しかし、この時点で私は、ガレージバンド(以下、ガレバン)は、ビギナーだったので、いきなり、このサンプリングというのも学んでも、このスキルを自分のものにして、使いこなせるかな?とも思った。 

使いこなすためには、他の作業も必要になってくる。


たとえば、

サンプリングに使うノイズ録音はどうやってするのか?

その録音機材は何を揃えたらいいのか?

録音の時のコツやどんな録音環境がいいのか?

こういうアップルにはぜんぜん関係ない問題も派生してくるわけで。


彼らに、それも、ついでに突っ込んで、質問してみたら、

なんでも、すべて答えてくれる!


それも親切に必要な機材のリストを作ってくれて、その買い物までネットでいっしょにオーダーしてくれたり。

まさに、手取り足取り。。
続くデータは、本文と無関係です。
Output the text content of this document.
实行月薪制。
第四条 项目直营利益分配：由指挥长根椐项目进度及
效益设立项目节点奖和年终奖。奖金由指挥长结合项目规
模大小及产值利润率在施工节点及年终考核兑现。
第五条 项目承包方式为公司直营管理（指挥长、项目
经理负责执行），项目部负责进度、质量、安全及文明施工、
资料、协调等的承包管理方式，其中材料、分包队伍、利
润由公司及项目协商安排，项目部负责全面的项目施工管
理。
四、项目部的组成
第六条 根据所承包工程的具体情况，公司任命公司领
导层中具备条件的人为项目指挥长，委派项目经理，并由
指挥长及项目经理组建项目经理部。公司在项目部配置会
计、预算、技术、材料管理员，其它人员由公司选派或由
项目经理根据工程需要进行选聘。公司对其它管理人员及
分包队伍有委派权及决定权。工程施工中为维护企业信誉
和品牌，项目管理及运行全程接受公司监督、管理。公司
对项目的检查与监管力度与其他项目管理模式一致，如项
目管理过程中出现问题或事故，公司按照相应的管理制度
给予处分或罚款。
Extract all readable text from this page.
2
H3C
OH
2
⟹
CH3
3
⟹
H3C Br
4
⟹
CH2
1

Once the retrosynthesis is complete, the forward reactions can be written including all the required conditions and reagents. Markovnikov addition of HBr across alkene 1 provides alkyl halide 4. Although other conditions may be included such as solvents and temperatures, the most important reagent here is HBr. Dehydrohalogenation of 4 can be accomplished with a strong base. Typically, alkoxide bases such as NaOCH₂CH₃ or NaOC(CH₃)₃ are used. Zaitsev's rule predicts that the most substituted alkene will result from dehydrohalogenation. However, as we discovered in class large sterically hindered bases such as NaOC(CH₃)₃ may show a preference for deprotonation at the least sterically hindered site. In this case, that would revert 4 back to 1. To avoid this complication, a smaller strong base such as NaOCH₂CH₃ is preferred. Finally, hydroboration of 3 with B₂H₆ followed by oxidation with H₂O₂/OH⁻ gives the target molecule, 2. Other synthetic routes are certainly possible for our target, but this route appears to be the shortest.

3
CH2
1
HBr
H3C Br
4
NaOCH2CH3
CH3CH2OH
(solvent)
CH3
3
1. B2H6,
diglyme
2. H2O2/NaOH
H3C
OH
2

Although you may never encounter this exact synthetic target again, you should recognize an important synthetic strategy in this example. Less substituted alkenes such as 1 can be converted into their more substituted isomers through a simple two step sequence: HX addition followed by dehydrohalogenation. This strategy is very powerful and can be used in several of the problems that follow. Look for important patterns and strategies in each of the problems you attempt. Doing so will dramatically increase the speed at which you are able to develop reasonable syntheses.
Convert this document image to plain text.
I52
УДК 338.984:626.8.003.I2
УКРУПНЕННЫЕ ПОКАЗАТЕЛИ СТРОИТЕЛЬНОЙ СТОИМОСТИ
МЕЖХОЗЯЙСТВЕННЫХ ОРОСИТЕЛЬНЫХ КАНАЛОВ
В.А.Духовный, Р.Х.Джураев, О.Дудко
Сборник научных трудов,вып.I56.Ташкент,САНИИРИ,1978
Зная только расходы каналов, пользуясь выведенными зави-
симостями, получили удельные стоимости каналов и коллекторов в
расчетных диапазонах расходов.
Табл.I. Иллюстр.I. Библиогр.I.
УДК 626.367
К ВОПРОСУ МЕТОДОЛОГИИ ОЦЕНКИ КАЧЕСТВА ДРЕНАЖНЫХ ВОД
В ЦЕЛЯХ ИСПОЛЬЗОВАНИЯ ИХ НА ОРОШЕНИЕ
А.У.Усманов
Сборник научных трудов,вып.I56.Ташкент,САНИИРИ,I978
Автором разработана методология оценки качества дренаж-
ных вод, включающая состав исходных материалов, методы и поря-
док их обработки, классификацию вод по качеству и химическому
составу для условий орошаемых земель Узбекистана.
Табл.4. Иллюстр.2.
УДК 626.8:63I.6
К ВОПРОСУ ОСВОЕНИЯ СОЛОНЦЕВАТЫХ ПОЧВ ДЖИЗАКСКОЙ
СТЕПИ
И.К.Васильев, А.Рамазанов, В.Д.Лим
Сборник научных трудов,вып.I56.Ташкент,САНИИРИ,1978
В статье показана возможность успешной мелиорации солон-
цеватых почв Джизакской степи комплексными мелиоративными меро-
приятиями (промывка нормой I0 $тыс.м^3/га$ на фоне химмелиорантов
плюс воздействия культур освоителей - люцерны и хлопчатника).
。


それで、ただ、毎回、毎回、単発の質問をしてるだけでは、もったいないような気がして、もっと、どデカいゴールを先に設定して、自分の質問自体もそれに添って体系づけていけば、

なんでも実現できる!!

と思うようになり、

長年の念願のミシンのノイズを使って、サンプリングだけで、一つ楽曲を完成させてみよう!!と決心した。


そのプロジェクトとは?


それは、

モーリス・ラヴェルの

『ボレロ〜〜〜』 !!!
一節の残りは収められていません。